All of lore.kernel.org
 help / color / mirror / Atom feed
From: David Laight <David.Laight@ACULAB.COM>
To: 'Linus Torvalds' <torvalds@linux-foundation.org>,
	David Howells <dhowells@redhat.com>
Cc: Pavel Begunkov <asml.silence@gmail.com>,
	Matthew Wilcox <willy@infradead.org>,
	Jens Axboe <axboe@kernel.dk>,
	Alexander Viro <viro@zeniv.linux.org.uk>,
	linux-fsdevel <linux-fsdevel@vger.kernel.org>,
	linux-block <linux-block@vger.kernel.org>,
	Linux Kernel Mailing List <linux-kernel@vger.kernel.org>
Subject: RE: [PATCH 01/29] iov_iter: Switch to using a table of operations
Date: Sun, 22 Nov 2020 22:34:37 +0000	[thread overview]
Message-ID: <3ba98abf0ddb4f16af7166db201fe9c1@AcuMS.aculab.com> (raw)
In-Reply-To: <CAHk-=wggLYmTe5jm7nWvywcNNxUd=Vm4eGFYq8MjNZizpOzBLw@mail.gmail.com>

From: Linus Torvalds
> Sent: 22 November 2020 19:22
> Subject: Re: [PATCH 01/29] iov_iter: Switch to using a table of operations
> 
> On Sun, Nov 22, 2020 at 5:33 AM David Howells <dhowells@redhat.com> wrote:
> >
> > I don't know enough about how spectre v2 works to say if this would be a
> > problem for the ops-table approach, but wouldn't it also affect the chain of
> > conditional branches that we currently use, since it's branch-prediction
> > based?
> 
> No, regular conditional branches aren't a problem. Yes, they may
> mispredict, but outside of a few very rare cases that we handle
> specially, that's not an issue.
> 
> Why? Because they always mispredict to one or the other side, so the
> code flow may be mis-predicted, but it is fairly controlled.
> 
> In contrast, an indirect jump can mispredict the target, and branch
> _anywhere_, and the attack vectors can poison the BTB (branch target
> buffer), so our mitigation for that is that every single indirect
> branch isn't predicted at all (using "retpoline").
> 
> So a conditional branch takes zero cycles when predicted (and most
> will predict quite well). And as David Laight pointed out a compiler
> can also turn a series of conditional branches into a tree, means that
> N conditional branches basically only needs log2(N) conditionals
> executed.

The compiler can convert a switch statement into a branch tree.
But I don't think it can convert the 'if chain' in the current code
to one.

There is also the problem that some x86 cpu can't predict branches
if too many happen in the same cache line (or similar).

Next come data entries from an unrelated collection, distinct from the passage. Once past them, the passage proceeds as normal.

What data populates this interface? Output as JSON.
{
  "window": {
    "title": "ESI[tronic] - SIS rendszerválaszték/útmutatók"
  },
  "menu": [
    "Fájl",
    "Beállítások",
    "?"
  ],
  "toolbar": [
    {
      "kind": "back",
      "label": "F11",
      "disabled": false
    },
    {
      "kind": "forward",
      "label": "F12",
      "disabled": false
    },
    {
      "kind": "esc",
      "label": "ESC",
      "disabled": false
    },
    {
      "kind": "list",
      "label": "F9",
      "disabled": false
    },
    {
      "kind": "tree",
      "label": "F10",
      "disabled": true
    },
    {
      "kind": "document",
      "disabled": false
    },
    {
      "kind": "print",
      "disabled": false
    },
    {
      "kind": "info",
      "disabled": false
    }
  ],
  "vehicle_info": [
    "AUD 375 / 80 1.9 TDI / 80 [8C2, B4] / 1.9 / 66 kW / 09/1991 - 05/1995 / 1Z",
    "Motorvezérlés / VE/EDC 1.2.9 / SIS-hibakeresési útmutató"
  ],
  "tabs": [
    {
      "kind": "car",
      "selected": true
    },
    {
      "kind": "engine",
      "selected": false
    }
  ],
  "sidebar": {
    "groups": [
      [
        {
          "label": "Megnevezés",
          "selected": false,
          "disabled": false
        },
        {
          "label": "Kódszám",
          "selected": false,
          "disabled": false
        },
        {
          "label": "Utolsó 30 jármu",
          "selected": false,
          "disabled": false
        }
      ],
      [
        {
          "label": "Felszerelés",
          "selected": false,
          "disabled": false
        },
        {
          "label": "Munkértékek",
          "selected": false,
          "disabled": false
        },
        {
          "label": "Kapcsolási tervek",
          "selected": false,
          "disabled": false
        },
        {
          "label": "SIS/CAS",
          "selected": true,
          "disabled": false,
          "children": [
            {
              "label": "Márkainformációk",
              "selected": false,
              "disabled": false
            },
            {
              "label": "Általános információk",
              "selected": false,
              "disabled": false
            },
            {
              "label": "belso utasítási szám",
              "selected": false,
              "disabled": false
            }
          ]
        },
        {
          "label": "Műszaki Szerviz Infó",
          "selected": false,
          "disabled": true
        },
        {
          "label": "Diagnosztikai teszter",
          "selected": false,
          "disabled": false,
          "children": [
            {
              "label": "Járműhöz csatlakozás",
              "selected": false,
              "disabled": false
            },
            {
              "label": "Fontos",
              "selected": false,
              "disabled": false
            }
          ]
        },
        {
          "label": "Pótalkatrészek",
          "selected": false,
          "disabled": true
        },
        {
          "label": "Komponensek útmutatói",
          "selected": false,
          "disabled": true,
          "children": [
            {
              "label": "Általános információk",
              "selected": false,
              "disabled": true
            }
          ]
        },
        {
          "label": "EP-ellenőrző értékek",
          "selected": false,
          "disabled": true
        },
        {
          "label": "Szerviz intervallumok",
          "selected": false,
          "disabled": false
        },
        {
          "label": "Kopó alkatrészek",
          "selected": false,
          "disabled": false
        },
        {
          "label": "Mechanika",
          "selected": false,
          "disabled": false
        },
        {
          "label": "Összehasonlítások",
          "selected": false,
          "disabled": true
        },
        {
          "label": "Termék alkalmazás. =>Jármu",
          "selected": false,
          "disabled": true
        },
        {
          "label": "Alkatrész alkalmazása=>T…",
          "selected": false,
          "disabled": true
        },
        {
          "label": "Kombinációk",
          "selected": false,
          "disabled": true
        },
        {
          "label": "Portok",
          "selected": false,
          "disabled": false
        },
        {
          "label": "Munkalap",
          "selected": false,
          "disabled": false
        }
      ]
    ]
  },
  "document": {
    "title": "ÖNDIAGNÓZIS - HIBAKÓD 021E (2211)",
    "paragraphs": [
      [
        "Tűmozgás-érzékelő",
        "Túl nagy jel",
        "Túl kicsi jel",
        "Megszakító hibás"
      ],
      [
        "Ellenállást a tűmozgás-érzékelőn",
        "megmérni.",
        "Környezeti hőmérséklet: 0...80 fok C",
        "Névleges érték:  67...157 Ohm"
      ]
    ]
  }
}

> In contrast, with retpoline in place, an indirect branch will
> basically always take something like 25-30 cycles, because it always
> mispredicts.

I also wonder if a retpoline also trashes the return stack optimisation.
(If that is ever really a significant gain for real functions.)
 
...
> So this is not in any way "indirect branches are bad". It's more of a
> "indirect branches really aren't necessarily better than a couple of
> conditionals, and _may_ be much worse".

Even without retpolines, the jump table is likely to a data-cache
miss (and maybe a TLB miss) unless you are running hot-cache.
That is probably an extra cache miss on top of the I-cache ones.
Even worse if you end up with the jump table near the code
since the data cache line and TLB might never be shared.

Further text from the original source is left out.